Matthew Vadum of the American Spectator[1] investigates:

I have just discovered that three senior ACORN officials have recently given wildly divergent accounts of the size of ACORN’s budget.

ACORN current CEO and chief organizer Bertha Lewis claimed in October that ACORN had an “average budget” between “$20 [million] and $25 million a year for everything, all of the offices combined.”

ACORN national president Maude Hurd reported in the ACORN entry of Erica Payne’s handbook for liberal activists, The Practical Progressive, that ACORN’s annual budget last year was $50 million.

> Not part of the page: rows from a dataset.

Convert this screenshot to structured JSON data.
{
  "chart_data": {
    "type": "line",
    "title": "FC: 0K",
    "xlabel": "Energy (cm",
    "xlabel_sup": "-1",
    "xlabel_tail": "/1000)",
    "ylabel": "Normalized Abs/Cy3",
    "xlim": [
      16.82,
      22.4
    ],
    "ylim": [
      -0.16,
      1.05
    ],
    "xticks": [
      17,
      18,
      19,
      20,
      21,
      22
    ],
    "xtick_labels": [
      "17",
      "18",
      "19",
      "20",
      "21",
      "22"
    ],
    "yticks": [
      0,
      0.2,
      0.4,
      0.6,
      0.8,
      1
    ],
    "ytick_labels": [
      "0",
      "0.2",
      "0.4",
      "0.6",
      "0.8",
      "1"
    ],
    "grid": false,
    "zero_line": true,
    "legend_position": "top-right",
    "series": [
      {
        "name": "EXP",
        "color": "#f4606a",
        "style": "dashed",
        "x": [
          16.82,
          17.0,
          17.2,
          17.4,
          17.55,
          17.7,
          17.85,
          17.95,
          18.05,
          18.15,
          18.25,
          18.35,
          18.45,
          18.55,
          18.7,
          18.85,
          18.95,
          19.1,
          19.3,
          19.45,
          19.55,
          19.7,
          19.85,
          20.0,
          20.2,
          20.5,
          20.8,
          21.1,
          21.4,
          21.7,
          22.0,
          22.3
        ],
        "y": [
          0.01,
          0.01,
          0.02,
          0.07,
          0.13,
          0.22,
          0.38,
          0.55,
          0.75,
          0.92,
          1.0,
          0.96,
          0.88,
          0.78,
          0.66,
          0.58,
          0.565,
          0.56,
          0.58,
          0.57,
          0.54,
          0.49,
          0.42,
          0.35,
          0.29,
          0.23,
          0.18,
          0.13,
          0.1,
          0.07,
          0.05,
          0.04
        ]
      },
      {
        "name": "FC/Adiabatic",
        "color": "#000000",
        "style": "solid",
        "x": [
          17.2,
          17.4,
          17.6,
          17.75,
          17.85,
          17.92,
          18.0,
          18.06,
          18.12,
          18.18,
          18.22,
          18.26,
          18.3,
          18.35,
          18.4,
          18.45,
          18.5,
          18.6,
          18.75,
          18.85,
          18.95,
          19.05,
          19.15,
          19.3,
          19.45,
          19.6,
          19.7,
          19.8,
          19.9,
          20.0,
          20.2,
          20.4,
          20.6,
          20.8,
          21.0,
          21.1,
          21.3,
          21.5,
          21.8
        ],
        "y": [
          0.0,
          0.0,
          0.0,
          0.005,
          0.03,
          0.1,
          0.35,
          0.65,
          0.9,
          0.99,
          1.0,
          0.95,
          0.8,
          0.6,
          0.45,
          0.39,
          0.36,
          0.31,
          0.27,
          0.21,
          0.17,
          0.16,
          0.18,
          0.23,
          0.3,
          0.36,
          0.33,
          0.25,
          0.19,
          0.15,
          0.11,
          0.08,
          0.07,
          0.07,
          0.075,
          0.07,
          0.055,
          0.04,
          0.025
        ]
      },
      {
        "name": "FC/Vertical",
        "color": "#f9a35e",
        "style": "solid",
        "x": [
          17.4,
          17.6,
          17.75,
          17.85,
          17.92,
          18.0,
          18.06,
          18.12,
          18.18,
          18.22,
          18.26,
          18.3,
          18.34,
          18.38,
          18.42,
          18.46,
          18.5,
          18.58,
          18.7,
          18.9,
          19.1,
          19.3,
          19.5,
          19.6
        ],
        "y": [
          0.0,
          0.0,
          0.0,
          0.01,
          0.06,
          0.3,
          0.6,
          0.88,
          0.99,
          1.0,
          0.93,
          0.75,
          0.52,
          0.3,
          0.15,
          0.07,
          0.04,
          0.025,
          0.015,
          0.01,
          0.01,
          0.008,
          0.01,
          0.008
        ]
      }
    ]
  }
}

That’s double the figure quoted by Lewis, yet even $50 million seems impossibly low given ACORN’s lucrative ongoing corporate shakedown rackets and other revenue sources. The four main ACORN affiliates alone — ACORN Housing Corp. Inc., Project Vote, American Institute for Social Justice Inc., and ACORN Institute Inc — took in a total of at least $106.9 million in donations from foundations and individuals from 1993 through 2008. And ACORN takes in untold millions every year in member dues from its 400,000 members — a figure that has crept up to 500,000 in Bertha Lewis’s recent public statements.

Well, it does seem curious that a company can be off by $50 million dollars in talking about operating budgets. Then again, these don’t seem to be the brightest people, either–just wise in the ways of manipulating the system. One suspects that those shady operators at the bottom are representative of the institution. That is, if any of these people spent real effort to get a real job, they might actually add value. Instead, ACORN’s prime goal seems to be gaming the system. They might want to try to get in the system and fix it one person at a time. But then, if they did that, they’d be conservatives.